More so, in 2022, more than 60 percent of all corporate data was stored in the cloud. As an increasing number of organizations move their data to the cloud, business leaders need a data security strategy that can protect their customers’ sensitive information no matter where it lives, on-premises or in the cloud. The data needs to be protected via a uniform policy whether at rest, in motion, or in use across hybrid and multi-cloud environments. This becomes a critical consideration to manage compliance across state borders with disparate privacy laws in play.


Lastly, as AI and machine learning become increasingly essential for driving business growth, being able to use and share data across lines of business and state borders is all the more important. According to a recent PwC report, AI is expected to boost the global economy by nearly $16 trillion by 2030. Close to half of this will be a result of product advancement and stimulating consumer demand driven by increased personalization, product innovations, and improved affordability over time. While this scenario is promising, for enterprises grappling with new and existing data privacy regulations that restrict data flows, it seems like a distant dream. By effectively protecting sensitive data using techniques such as pseudonymization and desensitizing personally identifiable information, however, enterprises can make data AI/ML-friendly while keeping it secure and compliant.
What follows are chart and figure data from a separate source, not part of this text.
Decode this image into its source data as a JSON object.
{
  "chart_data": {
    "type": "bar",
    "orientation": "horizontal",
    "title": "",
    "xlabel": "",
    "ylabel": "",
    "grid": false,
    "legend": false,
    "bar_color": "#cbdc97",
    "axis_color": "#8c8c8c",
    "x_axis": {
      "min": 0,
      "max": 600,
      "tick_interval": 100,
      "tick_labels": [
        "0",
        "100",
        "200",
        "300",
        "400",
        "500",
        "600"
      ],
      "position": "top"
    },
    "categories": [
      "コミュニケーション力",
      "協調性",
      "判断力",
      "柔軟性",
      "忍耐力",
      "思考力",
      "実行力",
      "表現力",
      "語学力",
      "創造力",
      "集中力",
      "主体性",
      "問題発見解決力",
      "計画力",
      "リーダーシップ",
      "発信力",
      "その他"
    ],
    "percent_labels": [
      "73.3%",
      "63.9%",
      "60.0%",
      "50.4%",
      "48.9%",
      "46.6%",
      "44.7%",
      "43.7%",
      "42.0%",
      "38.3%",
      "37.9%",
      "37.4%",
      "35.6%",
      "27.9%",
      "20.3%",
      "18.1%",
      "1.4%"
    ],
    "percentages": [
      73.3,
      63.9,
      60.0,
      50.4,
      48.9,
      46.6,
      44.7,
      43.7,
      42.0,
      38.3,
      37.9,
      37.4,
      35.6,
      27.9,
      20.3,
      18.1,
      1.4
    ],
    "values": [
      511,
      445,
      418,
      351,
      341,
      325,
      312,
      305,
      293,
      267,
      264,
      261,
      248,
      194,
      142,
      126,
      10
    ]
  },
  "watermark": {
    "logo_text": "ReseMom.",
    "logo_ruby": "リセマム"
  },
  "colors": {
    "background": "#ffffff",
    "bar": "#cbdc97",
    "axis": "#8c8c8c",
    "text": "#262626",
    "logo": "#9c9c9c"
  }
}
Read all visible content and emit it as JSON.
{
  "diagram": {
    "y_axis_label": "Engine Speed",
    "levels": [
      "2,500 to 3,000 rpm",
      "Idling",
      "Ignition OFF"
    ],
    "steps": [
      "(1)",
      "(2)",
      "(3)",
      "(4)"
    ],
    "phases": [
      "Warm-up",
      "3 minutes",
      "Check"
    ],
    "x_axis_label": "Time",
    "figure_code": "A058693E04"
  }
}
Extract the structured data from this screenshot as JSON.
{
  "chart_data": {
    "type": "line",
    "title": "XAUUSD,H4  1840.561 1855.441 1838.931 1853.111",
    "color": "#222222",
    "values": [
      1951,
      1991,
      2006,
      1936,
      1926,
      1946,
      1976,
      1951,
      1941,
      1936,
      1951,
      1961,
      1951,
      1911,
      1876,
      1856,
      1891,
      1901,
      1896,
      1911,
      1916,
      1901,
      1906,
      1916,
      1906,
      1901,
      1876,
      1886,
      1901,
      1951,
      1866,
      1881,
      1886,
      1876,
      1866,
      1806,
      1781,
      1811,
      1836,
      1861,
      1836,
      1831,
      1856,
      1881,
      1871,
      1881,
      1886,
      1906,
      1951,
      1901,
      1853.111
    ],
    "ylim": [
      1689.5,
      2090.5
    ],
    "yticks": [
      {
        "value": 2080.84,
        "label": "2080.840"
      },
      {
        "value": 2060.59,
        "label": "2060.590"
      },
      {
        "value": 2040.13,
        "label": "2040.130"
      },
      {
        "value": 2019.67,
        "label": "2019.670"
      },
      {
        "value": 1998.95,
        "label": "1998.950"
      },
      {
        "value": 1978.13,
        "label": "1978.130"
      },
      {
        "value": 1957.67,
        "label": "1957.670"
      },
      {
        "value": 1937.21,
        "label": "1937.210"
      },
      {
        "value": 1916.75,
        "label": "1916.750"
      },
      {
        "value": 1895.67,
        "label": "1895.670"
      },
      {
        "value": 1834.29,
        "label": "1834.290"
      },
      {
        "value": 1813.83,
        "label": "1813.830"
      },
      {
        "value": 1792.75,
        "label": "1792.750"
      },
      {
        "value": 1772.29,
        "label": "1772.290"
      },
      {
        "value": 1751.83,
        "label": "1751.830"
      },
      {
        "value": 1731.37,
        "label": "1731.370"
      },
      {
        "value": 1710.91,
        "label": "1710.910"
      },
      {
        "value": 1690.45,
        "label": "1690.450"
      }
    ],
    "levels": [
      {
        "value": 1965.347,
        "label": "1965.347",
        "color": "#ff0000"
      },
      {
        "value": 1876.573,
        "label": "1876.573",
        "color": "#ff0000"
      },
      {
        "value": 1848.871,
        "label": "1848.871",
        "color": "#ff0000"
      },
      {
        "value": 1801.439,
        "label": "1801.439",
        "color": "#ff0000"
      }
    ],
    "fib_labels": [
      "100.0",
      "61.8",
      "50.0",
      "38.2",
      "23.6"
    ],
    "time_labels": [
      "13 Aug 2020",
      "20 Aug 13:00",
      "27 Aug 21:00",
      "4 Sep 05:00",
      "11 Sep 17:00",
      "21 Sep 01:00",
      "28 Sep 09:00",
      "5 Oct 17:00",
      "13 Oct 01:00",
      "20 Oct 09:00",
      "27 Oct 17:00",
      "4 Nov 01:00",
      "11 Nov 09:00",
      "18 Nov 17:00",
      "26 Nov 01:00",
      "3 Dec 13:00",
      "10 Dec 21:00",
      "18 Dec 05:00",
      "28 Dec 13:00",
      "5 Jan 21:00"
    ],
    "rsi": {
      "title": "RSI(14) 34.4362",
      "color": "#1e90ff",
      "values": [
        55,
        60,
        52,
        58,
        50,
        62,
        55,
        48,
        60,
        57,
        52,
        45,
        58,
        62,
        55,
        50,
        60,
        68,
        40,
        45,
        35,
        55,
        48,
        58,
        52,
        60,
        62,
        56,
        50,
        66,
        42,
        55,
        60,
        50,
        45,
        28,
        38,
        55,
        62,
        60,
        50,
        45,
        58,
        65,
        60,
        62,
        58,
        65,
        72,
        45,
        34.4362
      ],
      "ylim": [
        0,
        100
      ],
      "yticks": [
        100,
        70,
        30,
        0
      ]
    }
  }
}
Not only is this possible, it has already been achieved. According to a recent Forrester report, a large global bank gained $1.3 million in reduced cost of compliance, $2.6 million in efficiency gains for app builders, and $13.7 million in total improved revenue over a period of three years by implementing a data security solution that effectively enabled cross-border data transfers.


As business leaders from organizations with customers spanning states consider the implications of the newly implemented data privacy laws in Colorado and Connecticut, they need to find solutions that can help them preserve data flows for the future. With several more states expected to implement their own laws, it is not viable to create custom data security policies for each. Rather, by implementing a centralized policy with decentralized enforcement, business leaders can protect their customer’s sensitive data, stay compliant and propel their companies forward.